I went over to the coffee maker and tipped a couple of spoonfuls of Kenya’s finest into the filter. My hands were shaking. He came up behind me, gently placing his hands on my hips. I pushed him away.

‘Don’t touch me, Dominic.’

‘I’m sorry, Nicole, I’m so sorry. I don’t know why it happened, it was just this stupid, drunken thing, we were both feeling so lonely, so cut off from you …’

White-knuckled, I gripped the kitchen counter. If I let go I was going to hit him.

‘You felt lonely?’ I asked. ‘You felt lonely?’

And then the excuses came:

‘I couldn’t reach you …’

‘You were always so angry with me …’

‘I thought I was losing you …’

And then I started to shout.

‘You thought you were losing me, so your solution was to f*ck my best friend?’

I don’t remember all the things I said, I just remember screaming at him to leave, never to come back. He went upstairs and packed some things; he’s been staying with friends or his parents ever since.

After he left, and after I’d returned to some semblance of calm, I phoned Alex. I got her voicemail.

‘I know what you did, Alex. I know what happened. Dom told me. The only reason I’m calling you now is to tell you that I don’t want to hear from you, not now, not ever. This friendship is finished.’
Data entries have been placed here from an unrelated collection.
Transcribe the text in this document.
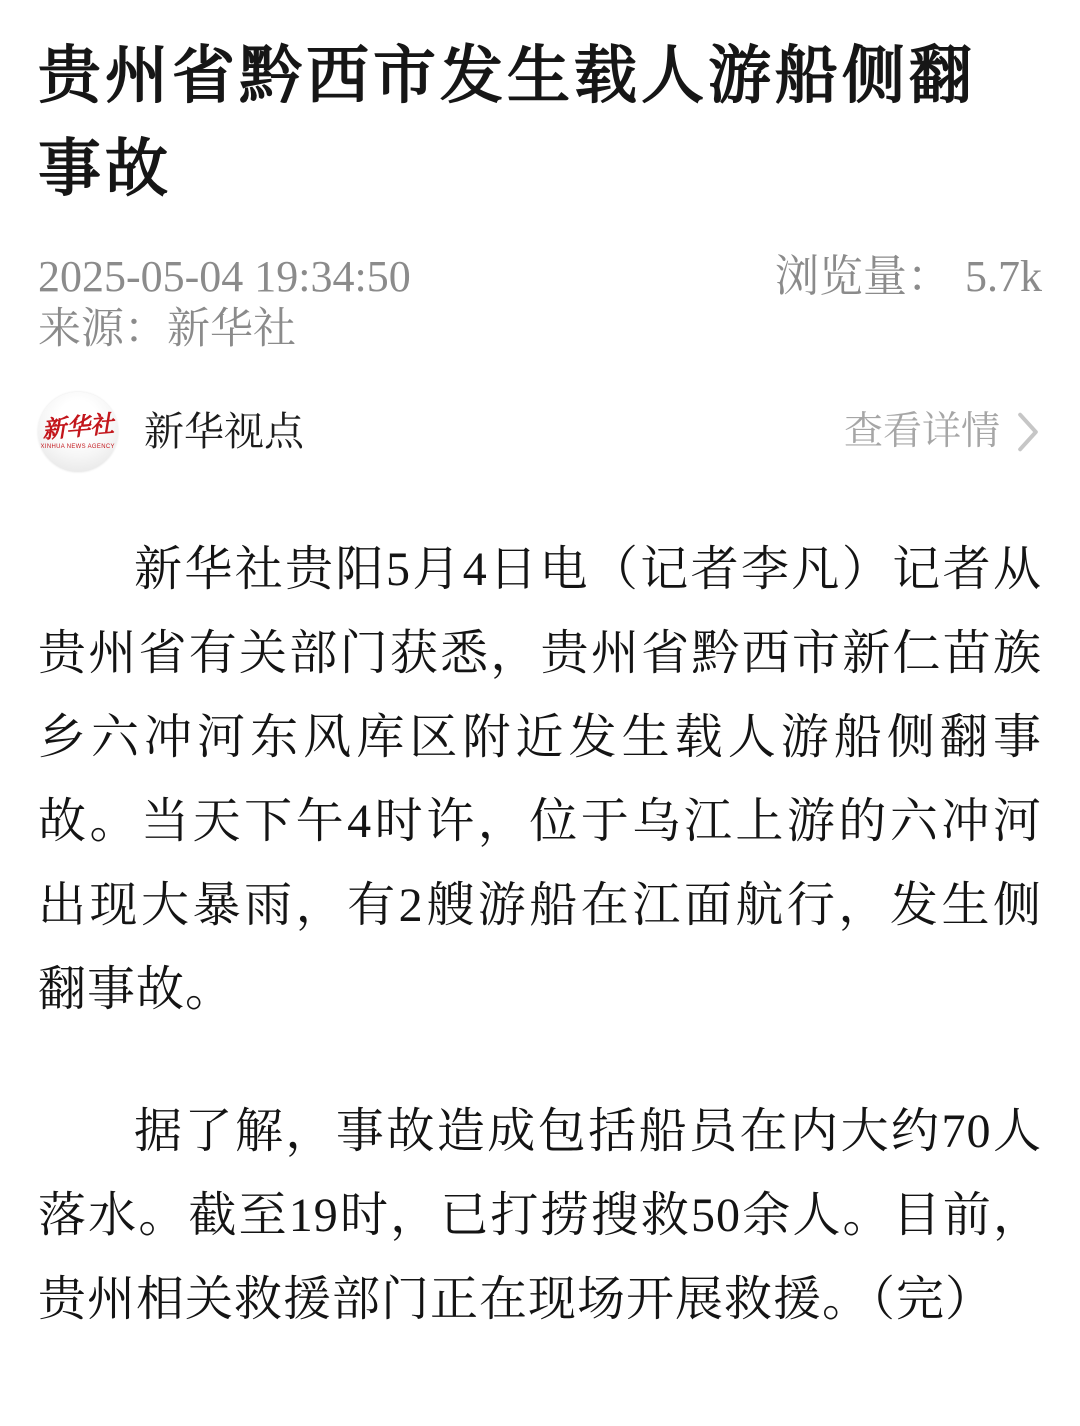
贵州省黔西市发生载人游船侧翻事故
2025-05-04 19:34:50	浏览量： 5.7k
来源：新华社
新华社
XINHUA NEWS AGENCY 新华视点	查看详情

新华社贵阳5月4日电（记者李凡）记者从贵州省有关部门获悉，贵州省黔西市新仁苗族乡六冲河东风库区附近发生载人游船侧翻事故。当天下午4时许，位于乌江上游的六冲河出现大暴雨，有2艘游船在江面航行，发生侧翻事故。

据了解，事故造成包括船员在内大约70人落水。截至19时，已打捞搜救50余人。目前，贵州相关救援部门正在现场开展救援。（完）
The following day, she turned up on my doorstep, crying hysterically, begging me to talk to her, to let her explain. I slammed the door in her face and left her there, sobbing on the pathway, until eventually I couldn’t stand it any more. I left the house through the back door, got into the car and drove away. When I came back, hours later, she was gone. She’d written to me, sent me a couple of letters by mail and a couple of emails since then, but I hadn’t read them.

I poured myself another mug of champagne, picked up my notebook off the coffee table and looked once again at my list of resolutions. I wasn’t really going to call the cameraman who hit on me on the Wife Swap shoot. I only wrote that down because for some reason I couldn’t quite bring myself to write ‘Call Aidan’. I’d thought about it, of course I’d thought about it. In the days after Dom moved out, when I was at my most angry and most vengeful, I thought about little else. But I never actually picked up the phone. A voice in my head told me, ‘you’ll only be setting yourself up for disappointment, he’s bound to be seeing someone else’, but that wasn’t the real reason I didn’t contact him. The real reason was that if I called Aidan, I’d be admitting it to myself: my marriage is over. And despite everything I’d written down in my notebook, I wasn’t sure I was ready for that.

I ripped the page of resolutions out of the notebook and started on a second list.

1. Call Dominic



2. Go to see the counsellor Mum suggested



3. Try couples’ counselling



4. Write to Alex



5. Lose half a stone



Then I ripped that page out of the notebook too. On the first sheet of paper I wrote ‘heads’, on the second I wrote ‘tails’. Then I flipped a coin.